- With exports rising more than imports, Canada’s merchandise trade surplus widened from $736 million in July to $1.9 billion in August.
- Canada’s merchandise exports rose by 0.8 per cent in August. The gain was largely owing to higher energy products (+5.1 per cent), which reached its highest level since March 2014. Excluding energy, non-energy exports were down 0.4 per cent. Metal and non-metallic minerals (+4.0 per cent) also contributed to the monthly gain, while lower exports of motor vehicle and parts (-7.3 per cent) and forestry products and building and packaging materials (-7.9 per cent) provided some offset.
- After increasing by 4.3 per cent in July to reach a record high, merchandise imports retreated in August, contracting by 1.4 per cent.

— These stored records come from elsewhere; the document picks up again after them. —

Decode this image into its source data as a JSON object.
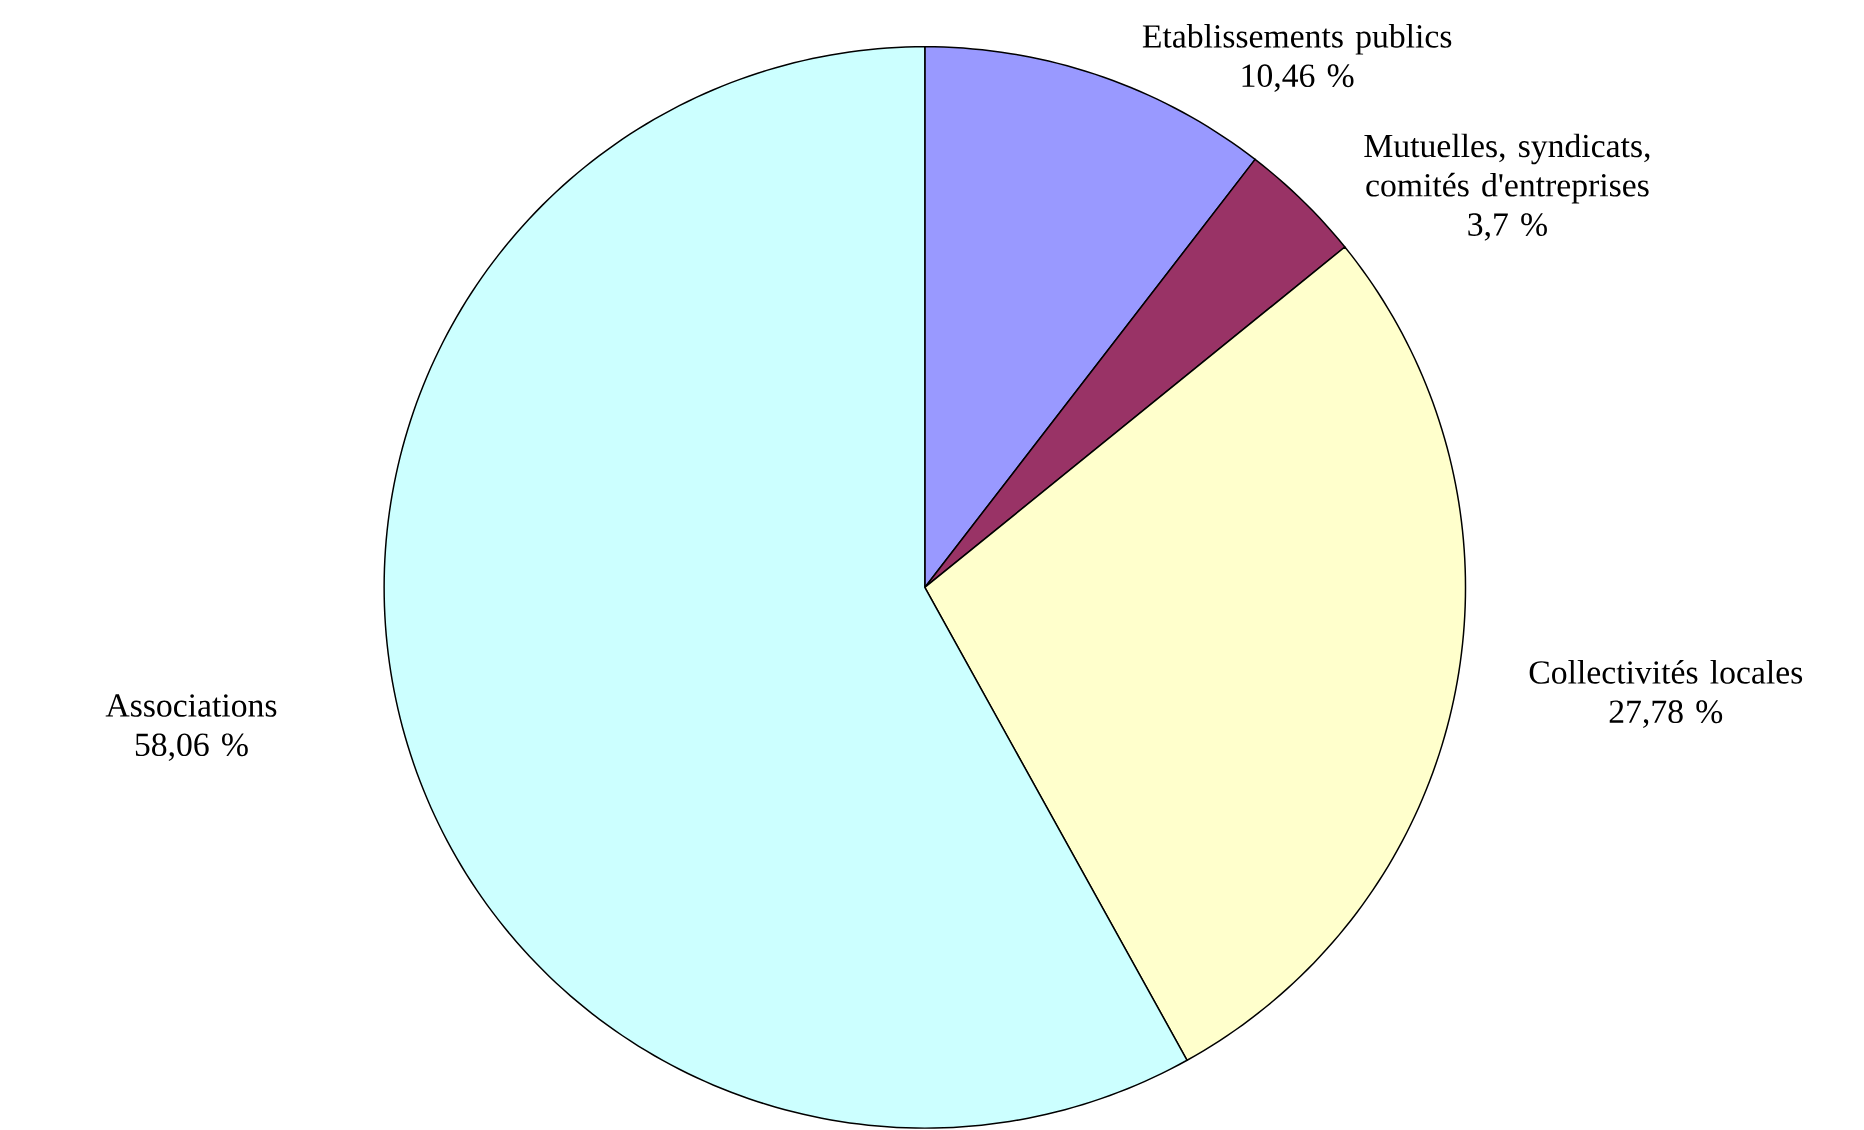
{
  "chart_data": {
    "type": "pie",
    "categories": [
      "Etablissements publics",
      "Mutuelles, syndicats, comités d'entreprises",
      "Collectivités locales",
      "Associations"
    ],
    "values": [
      10.46,
      3.7,
      27.78,
      58.06
    ],
    "value_labels": [
      "10,46 %",
      "3,7 %",
      "27,78 %",
      "58,06 %"
    ],
    "colors": [
      "#9999ff",
      "#993366",
      "#ffffcc",
      "#ccffff"
    ]
  }
}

Lower imports of motor vehicles and parts (-11.1 per cent) and aircraft and other transportation equipment and parts (-28.8 per cent) more than offset widespread gains in other products.
- Eliminating the price effects, real merchandise exports increased by 2.3 per cent for the month, while import volumes were down 3.2 per cent. With exports outpacing imports, net exports were a positive contributor to real GDP growth in August.
- Exports to the United States decreased by 0.7 per cent in August, while imports declined by a much greater 6.2 per cent. As a result, Canada’s trade surplus with the United States increased to $8.6 billion for the month, up from $6.8 billion in July. This was the largest monthly trade surplus recorded with the United States in 13 years.
- Trade of services showed further improvement in August, with exports registering a 1.3 per cent gain, while imports advanced by 3.7 per cent.
- August’s merchandise trade numbers were encouraging, but much of this was due to higher energy exports. The monthly numbers highlighted the ongoing pandemic-induced challenges that many non-energy sectors have been enduring, with the most prevalent being fractured production processes owing to supply chain disruptions. With the pandemic far from over, the outlook for Canada’s merchandise exports remains on shaky ground. Global supply chain disruptions and other hurdles erected by the pandemic will continue to weigh on merchandise exporters over the next few months. On the other hand, Canada’s land border’s reopening to fully vaccinated Americans is expected to support non-merchandise exports.
- Despite facing similar challenges as Canada’s exporters, merchandise imports will outperform exports by a wide margin for the year. At the same time, the recovery for non-merchandise imports will lag exports. Nevertheless, non-merchandise imports are likely to increase in the months ahead, underpinned by a shift in consumer spending patterns from goods to services that were frequently put on hold throughout the pandemic.
- Improving global and domestic demand conditions will not be enough to prevent Canada’s trade sector from hitting some speed bumps in its recovery. Increased outbreaks of the Delta variant worldwide will continue to unsettle international trade flows in the coming months. Consequently, trade’s contribution to overall economic growth will be limited over the short-term.